The issue of international compensation for harm caused by climate change, known in UN jargon as “loss and damage,” is high on the agenda for disability rights activists, who have been pushing for their voices to be included in negotiations on this subject. 

Negotiators from developing countries have been calling for an international mechanism to address loss and damage at COP27, as they ask developed nations – which have built their wealth on unrestrained CO2 emissions – to help shoulder the financial costs that falls heavily on the shoulders of poor nations.

Rights activists say negotiators and policymakers have been overlooking how climate change impacts further exacerbate the challenges people with disabilities already face. 

Jason Boberg, a member of the disability caucus at the UN, as well as the founder of the disability climate action network SustainedAbility, says figuring out where loss and damage finance will come from and how to secure some of it for disabled people living in disaster-prone areas is “front of mind” for members of the disability caucus.

Systematically ignored

Research conducted by Human Rights Watch between March 2021 and October 2022  suggests that natural disasters or extreme weather events leave people with disabilities at higher risk of death, as well as physical and mental health impacts.

A research paper published earlier this year by McGill University and the International Disability Alliance found that few countries around the world account for the needs of people with disabilities in their climate adaptation plans.
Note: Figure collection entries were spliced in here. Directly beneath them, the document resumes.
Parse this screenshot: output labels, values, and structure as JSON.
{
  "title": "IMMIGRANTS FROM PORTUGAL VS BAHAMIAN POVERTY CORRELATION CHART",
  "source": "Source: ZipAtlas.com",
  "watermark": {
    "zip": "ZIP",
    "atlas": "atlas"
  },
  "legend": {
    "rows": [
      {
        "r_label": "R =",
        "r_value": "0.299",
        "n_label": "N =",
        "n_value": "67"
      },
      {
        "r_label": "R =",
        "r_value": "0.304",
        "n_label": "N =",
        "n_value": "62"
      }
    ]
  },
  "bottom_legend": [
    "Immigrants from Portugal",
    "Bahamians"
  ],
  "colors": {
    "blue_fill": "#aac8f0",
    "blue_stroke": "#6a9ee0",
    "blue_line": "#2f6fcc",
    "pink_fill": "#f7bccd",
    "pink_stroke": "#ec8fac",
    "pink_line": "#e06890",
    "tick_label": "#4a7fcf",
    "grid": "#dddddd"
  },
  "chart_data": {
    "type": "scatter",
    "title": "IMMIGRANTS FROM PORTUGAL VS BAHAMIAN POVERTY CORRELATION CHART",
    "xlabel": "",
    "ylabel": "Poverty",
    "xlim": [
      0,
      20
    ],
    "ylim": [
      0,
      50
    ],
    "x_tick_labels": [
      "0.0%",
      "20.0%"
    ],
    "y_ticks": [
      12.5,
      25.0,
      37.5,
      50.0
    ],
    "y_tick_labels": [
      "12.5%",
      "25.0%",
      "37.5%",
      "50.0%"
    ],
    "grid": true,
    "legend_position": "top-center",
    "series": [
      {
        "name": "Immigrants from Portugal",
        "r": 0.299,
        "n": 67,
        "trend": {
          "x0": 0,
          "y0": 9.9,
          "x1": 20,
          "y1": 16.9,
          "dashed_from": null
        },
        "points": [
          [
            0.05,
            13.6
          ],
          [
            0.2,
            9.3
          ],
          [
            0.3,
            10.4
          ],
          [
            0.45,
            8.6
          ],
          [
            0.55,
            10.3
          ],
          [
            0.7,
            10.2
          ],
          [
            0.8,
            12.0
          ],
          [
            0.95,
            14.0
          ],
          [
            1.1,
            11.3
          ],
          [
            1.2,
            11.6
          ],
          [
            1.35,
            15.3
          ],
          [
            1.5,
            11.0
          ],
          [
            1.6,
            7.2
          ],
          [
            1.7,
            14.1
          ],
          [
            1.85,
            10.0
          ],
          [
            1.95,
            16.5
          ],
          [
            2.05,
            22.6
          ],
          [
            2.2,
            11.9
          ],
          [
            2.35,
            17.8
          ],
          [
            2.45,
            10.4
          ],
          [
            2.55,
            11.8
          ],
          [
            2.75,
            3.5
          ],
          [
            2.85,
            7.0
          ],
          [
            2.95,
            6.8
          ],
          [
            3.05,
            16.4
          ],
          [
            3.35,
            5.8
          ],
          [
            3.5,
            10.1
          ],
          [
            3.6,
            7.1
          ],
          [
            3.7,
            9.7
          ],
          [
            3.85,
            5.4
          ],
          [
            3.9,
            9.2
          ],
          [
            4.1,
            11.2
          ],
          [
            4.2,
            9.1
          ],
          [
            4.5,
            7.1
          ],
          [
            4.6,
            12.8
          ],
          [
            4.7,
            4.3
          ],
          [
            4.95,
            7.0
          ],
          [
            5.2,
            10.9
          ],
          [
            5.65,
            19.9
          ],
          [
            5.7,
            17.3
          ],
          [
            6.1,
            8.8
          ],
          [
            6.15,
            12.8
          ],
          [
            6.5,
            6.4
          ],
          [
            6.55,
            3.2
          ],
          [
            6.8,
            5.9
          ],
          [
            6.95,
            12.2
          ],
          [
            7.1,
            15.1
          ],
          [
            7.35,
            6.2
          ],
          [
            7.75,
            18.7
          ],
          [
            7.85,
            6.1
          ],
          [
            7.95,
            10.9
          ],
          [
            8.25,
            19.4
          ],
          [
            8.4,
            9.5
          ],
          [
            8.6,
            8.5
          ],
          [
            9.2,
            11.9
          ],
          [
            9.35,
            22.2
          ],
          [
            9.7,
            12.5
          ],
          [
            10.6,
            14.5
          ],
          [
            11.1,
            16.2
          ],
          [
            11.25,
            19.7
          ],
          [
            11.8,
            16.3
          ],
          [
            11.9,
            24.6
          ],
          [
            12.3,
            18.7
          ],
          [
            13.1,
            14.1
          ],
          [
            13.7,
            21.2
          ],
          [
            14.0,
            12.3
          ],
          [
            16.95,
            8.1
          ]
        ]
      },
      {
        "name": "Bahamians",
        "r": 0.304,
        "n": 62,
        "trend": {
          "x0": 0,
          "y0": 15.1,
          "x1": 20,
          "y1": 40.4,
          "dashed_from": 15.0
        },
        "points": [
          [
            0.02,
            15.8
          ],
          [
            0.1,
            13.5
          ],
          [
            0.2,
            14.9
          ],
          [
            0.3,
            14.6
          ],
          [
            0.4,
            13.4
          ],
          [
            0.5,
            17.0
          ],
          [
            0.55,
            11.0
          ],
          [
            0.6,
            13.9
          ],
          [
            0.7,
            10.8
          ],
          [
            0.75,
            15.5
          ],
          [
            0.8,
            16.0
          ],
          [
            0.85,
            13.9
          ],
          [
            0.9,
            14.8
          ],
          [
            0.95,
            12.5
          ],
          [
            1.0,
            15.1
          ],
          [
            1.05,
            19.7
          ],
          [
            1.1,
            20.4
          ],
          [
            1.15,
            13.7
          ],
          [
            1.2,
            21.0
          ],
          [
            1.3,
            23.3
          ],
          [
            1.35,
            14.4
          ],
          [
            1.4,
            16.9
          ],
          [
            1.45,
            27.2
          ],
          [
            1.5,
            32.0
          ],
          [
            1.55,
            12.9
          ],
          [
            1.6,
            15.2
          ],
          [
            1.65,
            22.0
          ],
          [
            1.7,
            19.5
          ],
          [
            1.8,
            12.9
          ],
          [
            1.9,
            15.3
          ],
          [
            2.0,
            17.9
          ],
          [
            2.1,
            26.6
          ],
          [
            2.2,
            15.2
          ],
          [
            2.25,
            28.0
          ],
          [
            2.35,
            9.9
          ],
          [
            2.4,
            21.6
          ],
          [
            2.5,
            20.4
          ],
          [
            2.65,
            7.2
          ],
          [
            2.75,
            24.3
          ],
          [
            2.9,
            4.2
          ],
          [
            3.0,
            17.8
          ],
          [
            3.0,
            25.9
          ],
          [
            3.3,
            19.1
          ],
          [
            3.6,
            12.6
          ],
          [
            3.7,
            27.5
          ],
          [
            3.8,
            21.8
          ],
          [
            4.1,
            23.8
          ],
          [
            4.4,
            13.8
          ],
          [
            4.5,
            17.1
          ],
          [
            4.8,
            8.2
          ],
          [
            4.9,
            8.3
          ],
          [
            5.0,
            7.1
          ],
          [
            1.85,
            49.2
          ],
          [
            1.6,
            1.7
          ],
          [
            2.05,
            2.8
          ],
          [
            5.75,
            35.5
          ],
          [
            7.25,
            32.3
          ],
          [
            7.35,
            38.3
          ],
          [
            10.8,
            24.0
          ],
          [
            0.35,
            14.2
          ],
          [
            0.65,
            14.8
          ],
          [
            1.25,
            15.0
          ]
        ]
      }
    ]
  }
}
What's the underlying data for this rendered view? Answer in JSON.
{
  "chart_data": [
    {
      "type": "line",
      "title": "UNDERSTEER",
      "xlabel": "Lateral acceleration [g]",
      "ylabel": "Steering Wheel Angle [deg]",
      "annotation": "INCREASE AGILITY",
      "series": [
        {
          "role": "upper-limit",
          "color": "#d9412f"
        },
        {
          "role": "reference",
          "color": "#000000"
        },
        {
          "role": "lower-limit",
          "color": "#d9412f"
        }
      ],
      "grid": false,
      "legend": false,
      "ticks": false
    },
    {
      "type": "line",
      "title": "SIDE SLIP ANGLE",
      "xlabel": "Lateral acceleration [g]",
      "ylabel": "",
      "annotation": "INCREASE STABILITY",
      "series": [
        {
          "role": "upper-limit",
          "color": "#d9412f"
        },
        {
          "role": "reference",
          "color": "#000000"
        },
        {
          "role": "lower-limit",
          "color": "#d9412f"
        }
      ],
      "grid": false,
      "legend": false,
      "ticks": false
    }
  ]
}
None mentioned disabled people in their programmes to reduce greenhouse gas emissions.

What’s next

Boberg said one of the next goals will be formal elevation of the new caucus to the level of a “constituency” within COP – an umbrella organisation or coalition.

He also said it is important for people with disabilities to be included in the UN's Action for Climate Empowerment short-term action plan, which will be hashed out in the coming days. 

More than one billion people in the world live with a disability, according to the World Health Organization.